Canada shouldn’t waver in its plan to retaliate against the 25 percent tariff the U.S. has imposed on steel imports, ArcelorMittal Dofasco Chief Executive Officer Sean Donnelly told lawmakers Tuesday in Ottawa. The government should also seek the permanent elimination of the U.S. tariff, he said.
“This combined impact could result in reduced production, potential shutdown of operating lines impacting over 1,000 direct jobs and over 4,000 indirect jobs in Ontario, in Quebec, with significant implications” to future investment, he said.

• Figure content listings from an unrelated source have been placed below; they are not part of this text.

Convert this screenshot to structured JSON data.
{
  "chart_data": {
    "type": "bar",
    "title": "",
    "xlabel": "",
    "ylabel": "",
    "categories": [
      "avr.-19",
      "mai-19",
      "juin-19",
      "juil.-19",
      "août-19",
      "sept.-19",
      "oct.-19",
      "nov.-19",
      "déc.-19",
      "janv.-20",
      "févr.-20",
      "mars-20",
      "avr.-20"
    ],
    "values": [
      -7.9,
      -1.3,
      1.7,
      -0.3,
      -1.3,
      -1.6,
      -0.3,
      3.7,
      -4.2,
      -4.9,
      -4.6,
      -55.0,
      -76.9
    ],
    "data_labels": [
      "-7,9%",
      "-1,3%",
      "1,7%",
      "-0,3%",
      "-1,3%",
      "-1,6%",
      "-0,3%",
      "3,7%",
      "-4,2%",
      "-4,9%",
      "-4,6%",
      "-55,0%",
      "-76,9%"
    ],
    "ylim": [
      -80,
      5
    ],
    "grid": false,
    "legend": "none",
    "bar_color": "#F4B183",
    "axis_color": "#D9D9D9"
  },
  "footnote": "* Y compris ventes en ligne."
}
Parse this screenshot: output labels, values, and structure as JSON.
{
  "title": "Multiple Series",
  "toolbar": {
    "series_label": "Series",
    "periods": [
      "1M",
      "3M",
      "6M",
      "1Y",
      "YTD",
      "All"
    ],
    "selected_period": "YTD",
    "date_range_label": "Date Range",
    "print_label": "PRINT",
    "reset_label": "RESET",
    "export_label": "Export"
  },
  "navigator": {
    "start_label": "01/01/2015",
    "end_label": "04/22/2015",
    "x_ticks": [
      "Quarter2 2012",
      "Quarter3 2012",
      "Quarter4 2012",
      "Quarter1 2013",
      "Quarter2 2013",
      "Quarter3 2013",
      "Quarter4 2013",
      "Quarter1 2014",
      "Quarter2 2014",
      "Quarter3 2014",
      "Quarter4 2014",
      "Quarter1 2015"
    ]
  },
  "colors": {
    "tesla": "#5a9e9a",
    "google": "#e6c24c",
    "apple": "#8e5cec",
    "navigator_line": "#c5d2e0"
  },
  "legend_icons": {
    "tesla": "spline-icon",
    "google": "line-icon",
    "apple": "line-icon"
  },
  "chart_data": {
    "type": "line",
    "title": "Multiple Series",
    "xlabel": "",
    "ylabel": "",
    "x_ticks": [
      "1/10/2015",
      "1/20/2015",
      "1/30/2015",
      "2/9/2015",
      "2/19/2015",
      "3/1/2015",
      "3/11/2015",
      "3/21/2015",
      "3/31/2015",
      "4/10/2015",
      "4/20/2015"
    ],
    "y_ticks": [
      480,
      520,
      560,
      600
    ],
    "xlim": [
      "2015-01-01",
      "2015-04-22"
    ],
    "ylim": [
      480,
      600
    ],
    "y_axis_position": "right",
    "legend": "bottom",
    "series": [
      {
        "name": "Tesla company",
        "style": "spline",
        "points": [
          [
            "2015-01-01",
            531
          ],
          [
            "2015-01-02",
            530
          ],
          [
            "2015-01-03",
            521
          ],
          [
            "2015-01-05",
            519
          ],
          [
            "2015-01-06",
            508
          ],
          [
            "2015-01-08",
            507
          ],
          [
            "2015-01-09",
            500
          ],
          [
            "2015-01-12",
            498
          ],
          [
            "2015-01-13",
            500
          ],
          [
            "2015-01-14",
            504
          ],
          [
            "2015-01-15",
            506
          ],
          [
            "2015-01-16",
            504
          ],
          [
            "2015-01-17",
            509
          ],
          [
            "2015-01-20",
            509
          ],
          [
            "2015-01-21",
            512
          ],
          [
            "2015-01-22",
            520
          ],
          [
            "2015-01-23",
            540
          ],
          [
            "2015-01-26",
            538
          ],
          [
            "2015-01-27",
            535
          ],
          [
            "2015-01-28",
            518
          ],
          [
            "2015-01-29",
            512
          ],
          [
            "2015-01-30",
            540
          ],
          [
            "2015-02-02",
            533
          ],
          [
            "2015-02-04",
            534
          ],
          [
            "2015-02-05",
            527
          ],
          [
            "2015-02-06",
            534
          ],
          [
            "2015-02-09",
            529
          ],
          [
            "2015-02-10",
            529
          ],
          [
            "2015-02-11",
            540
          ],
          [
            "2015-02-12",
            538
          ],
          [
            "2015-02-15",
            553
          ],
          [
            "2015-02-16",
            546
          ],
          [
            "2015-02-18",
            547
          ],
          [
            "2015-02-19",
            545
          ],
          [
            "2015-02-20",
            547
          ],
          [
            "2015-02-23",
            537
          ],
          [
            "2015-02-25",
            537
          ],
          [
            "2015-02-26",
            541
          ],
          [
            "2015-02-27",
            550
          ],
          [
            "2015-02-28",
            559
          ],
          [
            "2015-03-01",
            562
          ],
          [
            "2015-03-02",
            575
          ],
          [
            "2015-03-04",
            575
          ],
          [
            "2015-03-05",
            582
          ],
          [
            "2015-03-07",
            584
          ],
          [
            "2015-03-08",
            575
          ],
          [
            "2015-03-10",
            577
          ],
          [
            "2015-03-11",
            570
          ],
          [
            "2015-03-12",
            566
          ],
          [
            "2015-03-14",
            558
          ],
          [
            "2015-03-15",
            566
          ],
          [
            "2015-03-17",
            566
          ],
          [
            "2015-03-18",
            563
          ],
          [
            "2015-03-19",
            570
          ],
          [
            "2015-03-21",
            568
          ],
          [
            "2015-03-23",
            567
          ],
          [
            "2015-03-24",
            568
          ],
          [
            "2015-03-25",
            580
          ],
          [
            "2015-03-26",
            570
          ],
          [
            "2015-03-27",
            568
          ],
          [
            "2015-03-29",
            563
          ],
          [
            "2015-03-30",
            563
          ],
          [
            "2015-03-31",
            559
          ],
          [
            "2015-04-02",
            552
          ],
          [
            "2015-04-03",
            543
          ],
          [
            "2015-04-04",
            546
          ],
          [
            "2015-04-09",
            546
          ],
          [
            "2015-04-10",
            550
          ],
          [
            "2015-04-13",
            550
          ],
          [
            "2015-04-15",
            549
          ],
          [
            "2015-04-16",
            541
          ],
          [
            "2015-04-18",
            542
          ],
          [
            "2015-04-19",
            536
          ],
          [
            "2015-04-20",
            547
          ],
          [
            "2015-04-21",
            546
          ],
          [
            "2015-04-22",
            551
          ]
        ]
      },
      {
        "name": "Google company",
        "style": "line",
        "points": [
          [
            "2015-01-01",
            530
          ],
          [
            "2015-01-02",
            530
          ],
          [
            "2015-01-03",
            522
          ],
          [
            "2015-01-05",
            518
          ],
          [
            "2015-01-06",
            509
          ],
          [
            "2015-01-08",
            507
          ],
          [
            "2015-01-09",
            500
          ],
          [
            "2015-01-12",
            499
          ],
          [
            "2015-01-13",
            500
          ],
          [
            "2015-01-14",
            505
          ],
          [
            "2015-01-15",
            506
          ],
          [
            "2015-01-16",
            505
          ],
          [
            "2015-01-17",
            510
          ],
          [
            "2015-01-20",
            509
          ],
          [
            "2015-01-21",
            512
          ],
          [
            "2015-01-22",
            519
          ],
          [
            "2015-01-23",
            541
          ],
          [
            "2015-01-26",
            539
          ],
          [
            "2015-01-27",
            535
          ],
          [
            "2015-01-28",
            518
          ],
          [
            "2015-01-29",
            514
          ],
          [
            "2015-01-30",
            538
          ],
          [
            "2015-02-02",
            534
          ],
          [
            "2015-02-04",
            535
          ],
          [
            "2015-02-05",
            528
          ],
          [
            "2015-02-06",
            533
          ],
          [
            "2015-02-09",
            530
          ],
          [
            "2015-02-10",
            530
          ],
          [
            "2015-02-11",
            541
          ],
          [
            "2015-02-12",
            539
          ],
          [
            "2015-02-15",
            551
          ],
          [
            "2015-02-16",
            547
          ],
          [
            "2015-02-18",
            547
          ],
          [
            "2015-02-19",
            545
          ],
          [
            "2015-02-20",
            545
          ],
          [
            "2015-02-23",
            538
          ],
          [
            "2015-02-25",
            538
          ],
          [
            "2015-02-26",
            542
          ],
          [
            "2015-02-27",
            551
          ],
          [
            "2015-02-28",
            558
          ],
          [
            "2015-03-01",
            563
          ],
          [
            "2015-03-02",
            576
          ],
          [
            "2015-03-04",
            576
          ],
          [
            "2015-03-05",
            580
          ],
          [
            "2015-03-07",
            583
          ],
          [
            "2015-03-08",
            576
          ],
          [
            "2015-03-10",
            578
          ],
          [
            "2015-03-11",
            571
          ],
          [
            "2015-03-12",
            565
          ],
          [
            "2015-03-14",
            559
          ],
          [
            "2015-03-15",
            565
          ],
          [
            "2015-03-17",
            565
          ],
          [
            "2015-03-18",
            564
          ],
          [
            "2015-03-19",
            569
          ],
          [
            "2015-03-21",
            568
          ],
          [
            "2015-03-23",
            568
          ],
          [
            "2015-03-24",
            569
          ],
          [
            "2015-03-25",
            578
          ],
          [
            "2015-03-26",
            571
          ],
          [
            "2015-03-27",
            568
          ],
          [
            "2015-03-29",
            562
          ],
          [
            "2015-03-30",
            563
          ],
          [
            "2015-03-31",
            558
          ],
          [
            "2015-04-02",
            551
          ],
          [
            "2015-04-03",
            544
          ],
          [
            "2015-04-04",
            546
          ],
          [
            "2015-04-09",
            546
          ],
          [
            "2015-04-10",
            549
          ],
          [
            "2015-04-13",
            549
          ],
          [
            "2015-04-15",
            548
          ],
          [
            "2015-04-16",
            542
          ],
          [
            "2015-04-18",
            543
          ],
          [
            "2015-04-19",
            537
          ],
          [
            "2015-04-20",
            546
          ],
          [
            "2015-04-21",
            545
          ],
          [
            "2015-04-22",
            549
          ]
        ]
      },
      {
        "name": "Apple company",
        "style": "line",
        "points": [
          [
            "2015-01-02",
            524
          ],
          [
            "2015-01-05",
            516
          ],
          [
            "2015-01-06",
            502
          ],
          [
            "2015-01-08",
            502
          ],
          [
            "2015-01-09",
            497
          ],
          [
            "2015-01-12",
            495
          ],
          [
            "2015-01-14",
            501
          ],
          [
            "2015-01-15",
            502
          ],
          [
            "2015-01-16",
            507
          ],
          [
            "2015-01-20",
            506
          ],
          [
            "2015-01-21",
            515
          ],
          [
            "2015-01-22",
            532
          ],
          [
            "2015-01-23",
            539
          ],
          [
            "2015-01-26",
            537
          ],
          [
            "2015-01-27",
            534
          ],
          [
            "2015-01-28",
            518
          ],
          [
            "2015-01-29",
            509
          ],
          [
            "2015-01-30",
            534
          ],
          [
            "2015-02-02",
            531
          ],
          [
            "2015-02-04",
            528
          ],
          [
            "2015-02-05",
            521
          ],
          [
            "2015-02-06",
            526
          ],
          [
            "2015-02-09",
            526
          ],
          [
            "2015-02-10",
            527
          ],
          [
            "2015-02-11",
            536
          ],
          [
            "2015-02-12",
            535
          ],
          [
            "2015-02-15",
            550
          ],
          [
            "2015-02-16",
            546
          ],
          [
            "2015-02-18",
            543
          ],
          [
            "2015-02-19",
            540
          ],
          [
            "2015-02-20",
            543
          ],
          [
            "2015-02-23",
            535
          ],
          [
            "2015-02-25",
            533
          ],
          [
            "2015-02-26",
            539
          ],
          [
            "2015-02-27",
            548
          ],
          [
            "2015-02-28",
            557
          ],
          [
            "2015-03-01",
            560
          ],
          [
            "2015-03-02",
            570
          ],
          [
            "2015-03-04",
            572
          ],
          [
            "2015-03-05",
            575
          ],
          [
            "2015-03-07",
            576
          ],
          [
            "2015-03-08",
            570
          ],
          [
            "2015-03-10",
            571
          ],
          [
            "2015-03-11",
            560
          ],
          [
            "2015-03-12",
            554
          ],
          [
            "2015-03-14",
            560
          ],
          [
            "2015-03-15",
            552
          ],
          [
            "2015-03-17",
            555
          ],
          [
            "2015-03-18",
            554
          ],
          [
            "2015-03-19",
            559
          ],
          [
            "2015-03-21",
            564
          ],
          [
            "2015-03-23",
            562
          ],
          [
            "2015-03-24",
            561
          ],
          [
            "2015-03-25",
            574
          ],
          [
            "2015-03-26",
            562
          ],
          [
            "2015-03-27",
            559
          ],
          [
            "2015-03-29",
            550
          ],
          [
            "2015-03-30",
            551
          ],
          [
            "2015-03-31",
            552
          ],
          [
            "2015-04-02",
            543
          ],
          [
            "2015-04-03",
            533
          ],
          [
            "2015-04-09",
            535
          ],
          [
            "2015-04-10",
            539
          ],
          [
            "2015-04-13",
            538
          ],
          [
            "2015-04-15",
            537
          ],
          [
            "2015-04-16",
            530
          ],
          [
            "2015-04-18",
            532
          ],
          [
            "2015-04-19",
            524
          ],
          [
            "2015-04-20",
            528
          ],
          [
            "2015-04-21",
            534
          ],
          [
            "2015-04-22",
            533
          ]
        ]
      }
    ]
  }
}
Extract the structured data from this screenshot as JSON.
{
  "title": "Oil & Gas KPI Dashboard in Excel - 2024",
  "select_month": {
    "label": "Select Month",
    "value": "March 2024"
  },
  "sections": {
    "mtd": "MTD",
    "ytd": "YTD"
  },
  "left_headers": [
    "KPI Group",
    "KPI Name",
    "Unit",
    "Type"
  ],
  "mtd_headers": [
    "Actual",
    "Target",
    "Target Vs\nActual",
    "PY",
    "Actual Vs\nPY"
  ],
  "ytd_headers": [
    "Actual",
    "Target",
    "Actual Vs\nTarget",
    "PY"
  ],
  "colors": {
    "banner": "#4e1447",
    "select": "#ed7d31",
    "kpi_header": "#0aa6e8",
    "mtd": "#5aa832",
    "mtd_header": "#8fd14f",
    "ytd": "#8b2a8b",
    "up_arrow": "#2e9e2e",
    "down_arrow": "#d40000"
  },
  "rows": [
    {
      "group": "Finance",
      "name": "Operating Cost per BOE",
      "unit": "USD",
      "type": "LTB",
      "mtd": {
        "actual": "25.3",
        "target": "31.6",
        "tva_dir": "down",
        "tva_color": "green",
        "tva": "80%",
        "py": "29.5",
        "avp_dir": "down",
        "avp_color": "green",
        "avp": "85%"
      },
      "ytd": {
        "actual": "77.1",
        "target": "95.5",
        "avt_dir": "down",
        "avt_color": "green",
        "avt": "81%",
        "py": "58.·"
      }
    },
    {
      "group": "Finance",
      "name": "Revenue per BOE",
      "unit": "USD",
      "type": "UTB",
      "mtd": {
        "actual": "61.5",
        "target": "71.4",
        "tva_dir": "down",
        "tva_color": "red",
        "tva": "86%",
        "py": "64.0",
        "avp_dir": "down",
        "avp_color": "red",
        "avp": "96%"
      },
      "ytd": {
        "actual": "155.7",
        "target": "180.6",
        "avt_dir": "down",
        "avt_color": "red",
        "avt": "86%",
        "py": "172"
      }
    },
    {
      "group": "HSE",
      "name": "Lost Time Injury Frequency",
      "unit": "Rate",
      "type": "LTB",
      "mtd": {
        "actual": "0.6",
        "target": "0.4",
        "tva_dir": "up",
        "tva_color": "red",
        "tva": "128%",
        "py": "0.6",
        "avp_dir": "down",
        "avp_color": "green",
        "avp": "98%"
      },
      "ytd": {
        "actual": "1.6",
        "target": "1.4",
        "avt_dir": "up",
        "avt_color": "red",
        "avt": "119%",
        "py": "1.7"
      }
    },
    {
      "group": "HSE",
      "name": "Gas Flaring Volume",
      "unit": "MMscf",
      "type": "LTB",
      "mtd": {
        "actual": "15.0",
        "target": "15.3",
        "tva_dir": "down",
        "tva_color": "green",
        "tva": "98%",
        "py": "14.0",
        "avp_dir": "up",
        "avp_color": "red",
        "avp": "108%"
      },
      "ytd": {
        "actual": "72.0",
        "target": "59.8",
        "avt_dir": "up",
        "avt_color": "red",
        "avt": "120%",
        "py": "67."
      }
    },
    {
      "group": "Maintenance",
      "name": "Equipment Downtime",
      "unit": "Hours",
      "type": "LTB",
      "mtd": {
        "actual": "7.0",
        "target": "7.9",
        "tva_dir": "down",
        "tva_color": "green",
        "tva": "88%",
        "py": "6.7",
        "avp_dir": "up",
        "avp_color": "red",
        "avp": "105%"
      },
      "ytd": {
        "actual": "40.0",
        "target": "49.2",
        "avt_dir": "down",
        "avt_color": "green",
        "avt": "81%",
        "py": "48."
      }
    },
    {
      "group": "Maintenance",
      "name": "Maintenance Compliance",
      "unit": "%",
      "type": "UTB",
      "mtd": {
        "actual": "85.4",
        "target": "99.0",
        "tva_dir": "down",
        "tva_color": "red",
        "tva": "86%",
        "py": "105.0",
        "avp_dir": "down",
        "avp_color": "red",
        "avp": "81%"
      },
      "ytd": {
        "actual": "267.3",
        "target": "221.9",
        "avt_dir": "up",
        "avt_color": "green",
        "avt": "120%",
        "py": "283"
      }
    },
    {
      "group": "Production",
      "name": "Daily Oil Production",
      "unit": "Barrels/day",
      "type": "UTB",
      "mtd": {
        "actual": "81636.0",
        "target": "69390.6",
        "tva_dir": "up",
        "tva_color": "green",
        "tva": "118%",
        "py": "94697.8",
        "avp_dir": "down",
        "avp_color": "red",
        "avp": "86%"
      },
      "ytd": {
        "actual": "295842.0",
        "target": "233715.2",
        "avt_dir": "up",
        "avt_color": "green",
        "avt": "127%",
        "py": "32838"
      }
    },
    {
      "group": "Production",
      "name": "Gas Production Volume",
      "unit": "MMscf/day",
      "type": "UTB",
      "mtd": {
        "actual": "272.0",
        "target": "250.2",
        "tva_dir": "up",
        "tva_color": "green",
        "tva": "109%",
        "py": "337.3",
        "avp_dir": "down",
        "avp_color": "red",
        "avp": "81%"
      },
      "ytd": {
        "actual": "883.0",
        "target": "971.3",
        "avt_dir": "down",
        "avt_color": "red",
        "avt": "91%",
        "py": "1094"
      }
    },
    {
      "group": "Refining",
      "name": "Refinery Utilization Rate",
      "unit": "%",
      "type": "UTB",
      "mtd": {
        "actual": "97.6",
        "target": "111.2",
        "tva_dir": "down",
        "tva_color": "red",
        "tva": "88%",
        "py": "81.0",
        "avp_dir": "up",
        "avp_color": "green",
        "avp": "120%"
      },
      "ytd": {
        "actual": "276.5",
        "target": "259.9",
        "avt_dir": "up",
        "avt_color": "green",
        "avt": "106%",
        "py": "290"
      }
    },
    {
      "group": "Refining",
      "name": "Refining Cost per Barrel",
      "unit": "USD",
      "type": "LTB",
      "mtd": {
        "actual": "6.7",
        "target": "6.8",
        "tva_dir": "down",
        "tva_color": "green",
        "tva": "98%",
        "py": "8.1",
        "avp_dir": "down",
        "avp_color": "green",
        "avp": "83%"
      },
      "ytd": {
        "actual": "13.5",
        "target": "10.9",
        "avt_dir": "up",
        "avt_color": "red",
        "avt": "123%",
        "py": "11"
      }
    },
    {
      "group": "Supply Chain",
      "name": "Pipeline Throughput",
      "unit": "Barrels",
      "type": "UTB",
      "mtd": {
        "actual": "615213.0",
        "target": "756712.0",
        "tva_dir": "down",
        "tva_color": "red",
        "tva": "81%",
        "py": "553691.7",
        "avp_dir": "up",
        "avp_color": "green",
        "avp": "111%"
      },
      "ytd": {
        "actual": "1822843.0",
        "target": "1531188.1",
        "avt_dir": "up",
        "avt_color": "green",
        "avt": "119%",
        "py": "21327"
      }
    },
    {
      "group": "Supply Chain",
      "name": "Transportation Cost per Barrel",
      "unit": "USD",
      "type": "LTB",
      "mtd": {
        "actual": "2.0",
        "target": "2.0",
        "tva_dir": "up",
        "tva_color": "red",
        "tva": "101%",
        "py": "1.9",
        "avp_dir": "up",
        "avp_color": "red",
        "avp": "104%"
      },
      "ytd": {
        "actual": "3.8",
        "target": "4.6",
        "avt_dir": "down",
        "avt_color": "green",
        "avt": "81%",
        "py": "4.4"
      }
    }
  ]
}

The Hamilton, Ontario-based unit of Luxembourg-based ArcelorMittal has a payroll of more than 8,000 in Canada and ships 6 million metric tons of steel a year, he said.
Canada is set to impose retaliatory tariffs on C$16.6 billion of U.S. products. The start date comes after a one-month delay during which Prime Minister Justin Trudeau waited to see if the U.S. would back down on its tariffs. The U.S. levies of 10 percent on aluminum and 25 percent on steel, based on national security grounds, also apply to Mexico and the European Union.
“In order to continue with our investments, our shareholders require us to demonstrate adequate returns, and obviously this is difficult,” Donnelly said. The company is in the middle of a plan to spend C$1.7 billion on capital and maintenance between 2016 and this year, he said.
Without naming specific countries, Donnelly said in his opening remarks that there was already a rise in product being diverted to Canada in recent years and signs of even more since the U.S. tariffs began this year. “Canada’s response to past and future threats from unfairly traded and diverted offshore imports is critical,” he said.
So far the cost of the U.S. tariffs are being split between Canadian producers and U.S. customers, depending on the specific product, he said. The cost to Dofasco of both trade issues has already been “in the many millions of dollars.”
Ken Neumann, national director for the Canadian unit of the United Steelworkers union, said Trudeau’s government must move ahead with support for the industry and its workers. The U.S. tariffs are an “absurdity” given that nations such as China are responsible for a global glut and “predatory” practices such as low wages and currency restrictions, he said.
Donnelly said the Canadian response shouldn’t be to escalate the trade fight. The goal must be “reciprocal and proportionate,” he said, adding the duties should be a method to force the U.S. to give up the tariffs on Canada.